A new labor alliance, with notable absences
Federal employee unions may have a friend in the White House, but Barack Obama is still management.
With that in mind, 21 labor organizations that collectively represent 300,000 federal workers have joined forces in a new Federal Workers Alliance. Noticeably absent from the list are the two largest federal unions, the American Federation of Government Employees and the National Treasury Employees Union. Their absence has a subplot linked to intensifying competition over airport security screeners, a major contingent both groups want to organize.
The Alliance does, however, include large, powerful unions that have relatively few federal workers among their members, including the International Brotherhood of Electrical Workers, the Teamsters and national teachers unions. These and others in the Alliance are politically potent groups, with clout in Congress generated by well-placed election campaign donations from well-funded political action committees. At least eight FWA members have political action committees among the top 20 contributors to candidates in 2007-2008, according to the Center for Responsive Politics.

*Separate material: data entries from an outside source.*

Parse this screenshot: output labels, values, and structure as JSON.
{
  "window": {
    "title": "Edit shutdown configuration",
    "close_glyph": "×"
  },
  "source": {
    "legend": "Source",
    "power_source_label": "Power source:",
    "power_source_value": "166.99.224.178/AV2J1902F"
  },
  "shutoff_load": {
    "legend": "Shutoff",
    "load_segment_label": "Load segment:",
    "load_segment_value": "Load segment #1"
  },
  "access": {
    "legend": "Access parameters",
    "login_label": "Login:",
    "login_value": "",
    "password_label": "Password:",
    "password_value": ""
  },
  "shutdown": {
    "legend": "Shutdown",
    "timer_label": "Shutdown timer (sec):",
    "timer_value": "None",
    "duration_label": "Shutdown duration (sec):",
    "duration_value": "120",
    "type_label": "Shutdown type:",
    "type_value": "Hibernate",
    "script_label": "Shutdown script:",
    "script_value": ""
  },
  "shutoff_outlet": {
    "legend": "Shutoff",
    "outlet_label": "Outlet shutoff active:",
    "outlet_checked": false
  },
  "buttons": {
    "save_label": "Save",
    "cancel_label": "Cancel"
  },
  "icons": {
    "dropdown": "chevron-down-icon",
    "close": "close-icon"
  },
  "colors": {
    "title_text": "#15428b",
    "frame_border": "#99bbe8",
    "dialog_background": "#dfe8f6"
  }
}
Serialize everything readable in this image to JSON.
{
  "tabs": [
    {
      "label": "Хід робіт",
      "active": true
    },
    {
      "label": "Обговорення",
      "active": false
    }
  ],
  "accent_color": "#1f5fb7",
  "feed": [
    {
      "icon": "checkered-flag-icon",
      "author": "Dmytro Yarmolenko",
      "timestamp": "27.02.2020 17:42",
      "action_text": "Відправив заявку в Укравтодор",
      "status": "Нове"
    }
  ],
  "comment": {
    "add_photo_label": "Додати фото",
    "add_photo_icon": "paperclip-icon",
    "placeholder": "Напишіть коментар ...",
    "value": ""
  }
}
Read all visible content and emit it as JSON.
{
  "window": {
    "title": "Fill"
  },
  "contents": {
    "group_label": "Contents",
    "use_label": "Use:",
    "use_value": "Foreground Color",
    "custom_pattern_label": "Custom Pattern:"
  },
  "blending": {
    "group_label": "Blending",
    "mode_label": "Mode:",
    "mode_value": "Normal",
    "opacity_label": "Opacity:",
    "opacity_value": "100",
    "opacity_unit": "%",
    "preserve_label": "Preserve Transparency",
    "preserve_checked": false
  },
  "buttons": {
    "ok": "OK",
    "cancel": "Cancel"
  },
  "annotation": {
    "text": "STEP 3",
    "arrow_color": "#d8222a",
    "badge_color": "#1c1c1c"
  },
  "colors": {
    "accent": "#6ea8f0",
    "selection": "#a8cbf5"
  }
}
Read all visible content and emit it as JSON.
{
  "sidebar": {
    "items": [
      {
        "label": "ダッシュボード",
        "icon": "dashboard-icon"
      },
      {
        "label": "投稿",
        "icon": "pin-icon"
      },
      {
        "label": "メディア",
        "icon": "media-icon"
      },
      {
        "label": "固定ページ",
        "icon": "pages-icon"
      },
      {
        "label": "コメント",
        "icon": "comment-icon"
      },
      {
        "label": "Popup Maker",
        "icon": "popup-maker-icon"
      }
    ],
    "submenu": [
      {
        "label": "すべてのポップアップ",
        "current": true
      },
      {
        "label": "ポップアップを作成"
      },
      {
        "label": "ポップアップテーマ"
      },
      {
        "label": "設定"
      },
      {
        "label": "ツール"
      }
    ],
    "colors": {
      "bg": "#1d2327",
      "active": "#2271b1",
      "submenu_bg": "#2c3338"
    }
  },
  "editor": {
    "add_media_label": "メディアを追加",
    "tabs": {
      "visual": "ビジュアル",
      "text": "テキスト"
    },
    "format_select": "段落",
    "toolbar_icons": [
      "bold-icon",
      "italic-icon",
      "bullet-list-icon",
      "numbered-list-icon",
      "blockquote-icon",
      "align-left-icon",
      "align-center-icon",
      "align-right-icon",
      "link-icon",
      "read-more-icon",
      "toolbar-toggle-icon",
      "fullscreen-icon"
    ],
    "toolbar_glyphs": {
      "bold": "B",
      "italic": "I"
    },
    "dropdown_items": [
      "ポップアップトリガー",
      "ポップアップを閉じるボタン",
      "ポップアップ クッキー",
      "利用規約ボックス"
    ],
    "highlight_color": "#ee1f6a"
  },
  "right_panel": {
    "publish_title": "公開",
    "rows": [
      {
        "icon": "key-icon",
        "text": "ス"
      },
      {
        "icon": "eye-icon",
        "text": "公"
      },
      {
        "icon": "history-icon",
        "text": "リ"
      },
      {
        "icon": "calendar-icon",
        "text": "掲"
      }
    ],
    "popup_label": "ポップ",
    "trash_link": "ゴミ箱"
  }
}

"Federal unions understand that the current administration is poised to propose some fairly broad, sweeping government-wide changes in the not too distant future," said interim Chairman William R. Dougan, who also is president of the National Federation of Federal Employees. "I am confident that the labor organizations of the FWA will work together to ensure the strongest possible voice for federal workers with the Obama administration and Congress."
Federal labor leaders say they need a strong, unified voice now because they expect the administration to soon propose changes in the way federal employees are managed, perhaps when the White House sends its next budget to Congress. They don't know of any specific proposals, but they listened closely as John Berry, director of the Office of Personnel Management, offered wide-ranging possibilities in a series of remarks last year.
In November, he spoke of "entirely eliminating classification" for federal employees. That would mean a dramatic overhaul, if not death to the General Schedule, the system that for 60 years has been the primary compensation structure for federal workers.
Berry suggested career ladders with three stages: apprentice, journey and expert. The three levels could improve the GS system rather than replace it, he said at the time, without explaining how they would interact.
Berry also has floated the notion of a single, government-wide pay system, rather than the current variety of arrangements. The system "has become balkanized to the point of a risk failure," he told reporters in May.
And he has repeatedly made it clear that Obama wants an enhanced employee performance evaluation or performance management system to be included in any reform.
"The handwriting is on the wall," Dougan said. "There obviously are going to be some significant government-wide changes." The Alliance "allows us to speak from a position of strength . . . and that's a very powerful thing."
The coalition approach certainly isn't new to Uncle Sam. Federal supervisors have the Government Managers Coalition, and 28 federal employee groups including the NTEU are in the Fund for Assuring an Independent Retirement, also known as the Federal-Postal Coalition.
Berry welcomed the new group. "We are eager to work with all labor organizations to advance higher productivity for the taxpayers through honest and open communication and partnership," he said.